On the one hand you might use this finding to provide additional supportive services to keep people with criminal background in housing, on the other hand you might choose to exclude people from your housing program who have criminal backgrounds, which brings us back to a worry my co-panelists raised on the Google Hangout.

Same data, different decisions

Limited resources is a fact of life, which makes it particularly important that organizations develop intelligent ways of rationing their services that maximize the social value they aim to create. So does that necessarily mean we should use data to weed out those that are hardest to serve?

Not necessarily.

People make decisions, not data. Two people can look at the same data, the same sound analysis, and make two different decisions. One organization might decide to not serve a certain target demographic because they believe those individuals would not fare well in their program, but another organization might decide the exact opposite, reasoning that because those individuals have poorer prospects and risk worse outcomes, that they should be a higher priority.

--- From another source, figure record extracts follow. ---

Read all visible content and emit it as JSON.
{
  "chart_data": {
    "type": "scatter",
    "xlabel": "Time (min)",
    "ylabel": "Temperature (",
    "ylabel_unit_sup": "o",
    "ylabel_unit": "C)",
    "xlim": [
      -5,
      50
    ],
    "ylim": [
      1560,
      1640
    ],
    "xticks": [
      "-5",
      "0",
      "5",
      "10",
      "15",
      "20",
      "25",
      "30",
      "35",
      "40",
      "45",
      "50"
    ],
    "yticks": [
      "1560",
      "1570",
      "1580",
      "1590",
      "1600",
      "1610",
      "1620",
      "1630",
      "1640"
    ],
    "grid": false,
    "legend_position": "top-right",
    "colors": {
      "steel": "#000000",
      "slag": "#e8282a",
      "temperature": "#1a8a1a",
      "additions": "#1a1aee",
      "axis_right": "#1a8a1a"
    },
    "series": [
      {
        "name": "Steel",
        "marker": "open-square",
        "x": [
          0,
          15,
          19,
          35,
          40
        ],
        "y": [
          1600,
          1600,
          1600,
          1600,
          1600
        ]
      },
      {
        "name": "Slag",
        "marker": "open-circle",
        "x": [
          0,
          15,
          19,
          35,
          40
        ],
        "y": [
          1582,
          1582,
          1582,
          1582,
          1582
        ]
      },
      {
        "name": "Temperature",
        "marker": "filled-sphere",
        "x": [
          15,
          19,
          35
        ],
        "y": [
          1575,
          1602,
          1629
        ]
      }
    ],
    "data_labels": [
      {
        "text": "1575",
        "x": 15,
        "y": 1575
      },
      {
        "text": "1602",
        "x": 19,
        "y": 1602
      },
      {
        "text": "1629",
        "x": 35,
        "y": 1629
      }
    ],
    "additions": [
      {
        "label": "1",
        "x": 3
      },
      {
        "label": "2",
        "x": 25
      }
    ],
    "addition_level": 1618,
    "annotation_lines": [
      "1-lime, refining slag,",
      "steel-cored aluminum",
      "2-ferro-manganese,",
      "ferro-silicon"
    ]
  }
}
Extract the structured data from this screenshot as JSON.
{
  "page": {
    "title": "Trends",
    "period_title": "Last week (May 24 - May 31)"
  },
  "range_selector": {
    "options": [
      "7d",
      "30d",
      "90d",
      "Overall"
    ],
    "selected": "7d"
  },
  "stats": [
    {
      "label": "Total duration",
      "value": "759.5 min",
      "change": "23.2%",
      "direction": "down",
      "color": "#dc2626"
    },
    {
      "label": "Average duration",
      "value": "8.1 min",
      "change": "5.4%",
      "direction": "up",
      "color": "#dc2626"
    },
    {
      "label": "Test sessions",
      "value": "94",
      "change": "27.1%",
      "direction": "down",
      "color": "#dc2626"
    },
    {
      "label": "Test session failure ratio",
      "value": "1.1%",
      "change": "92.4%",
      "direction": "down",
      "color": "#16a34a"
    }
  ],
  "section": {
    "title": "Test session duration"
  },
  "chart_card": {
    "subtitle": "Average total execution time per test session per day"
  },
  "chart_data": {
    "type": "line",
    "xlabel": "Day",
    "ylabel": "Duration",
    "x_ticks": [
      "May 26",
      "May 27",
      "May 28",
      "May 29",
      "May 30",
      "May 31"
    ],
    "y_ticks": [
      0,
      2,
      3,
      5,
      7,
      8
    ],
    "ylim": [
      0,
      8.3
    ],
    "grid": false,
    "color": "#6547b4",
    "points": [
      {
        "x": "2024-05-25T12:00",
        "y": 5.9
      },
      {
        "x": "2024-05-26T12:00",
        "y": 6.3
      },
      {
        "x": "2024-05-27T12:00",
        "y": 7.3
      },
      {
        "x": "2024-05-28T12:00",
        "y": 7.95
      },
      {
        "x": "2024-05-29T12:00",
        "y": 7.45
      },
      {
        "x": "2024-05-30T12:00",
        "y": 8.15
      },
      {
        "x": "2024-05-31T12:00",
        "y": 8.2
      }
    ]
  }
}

Indeed, that is exactly what the vulnerability index does. The vulnerability index is essentially a triage tool for prioritizing chronically homeless people into housing. The more vulnerable someone is, the higher priority they are to house.

My point is not to argue that it is better to serve those who are more or least vulnerable, but rather to illustrate that data is a tool that helps us make decisions that are consistent with our own values.

While data can help us better assess what has happened and what might happen in the future, it does not tell us what to do. The decisions we make should be informed by data, but data does not make decisions for us.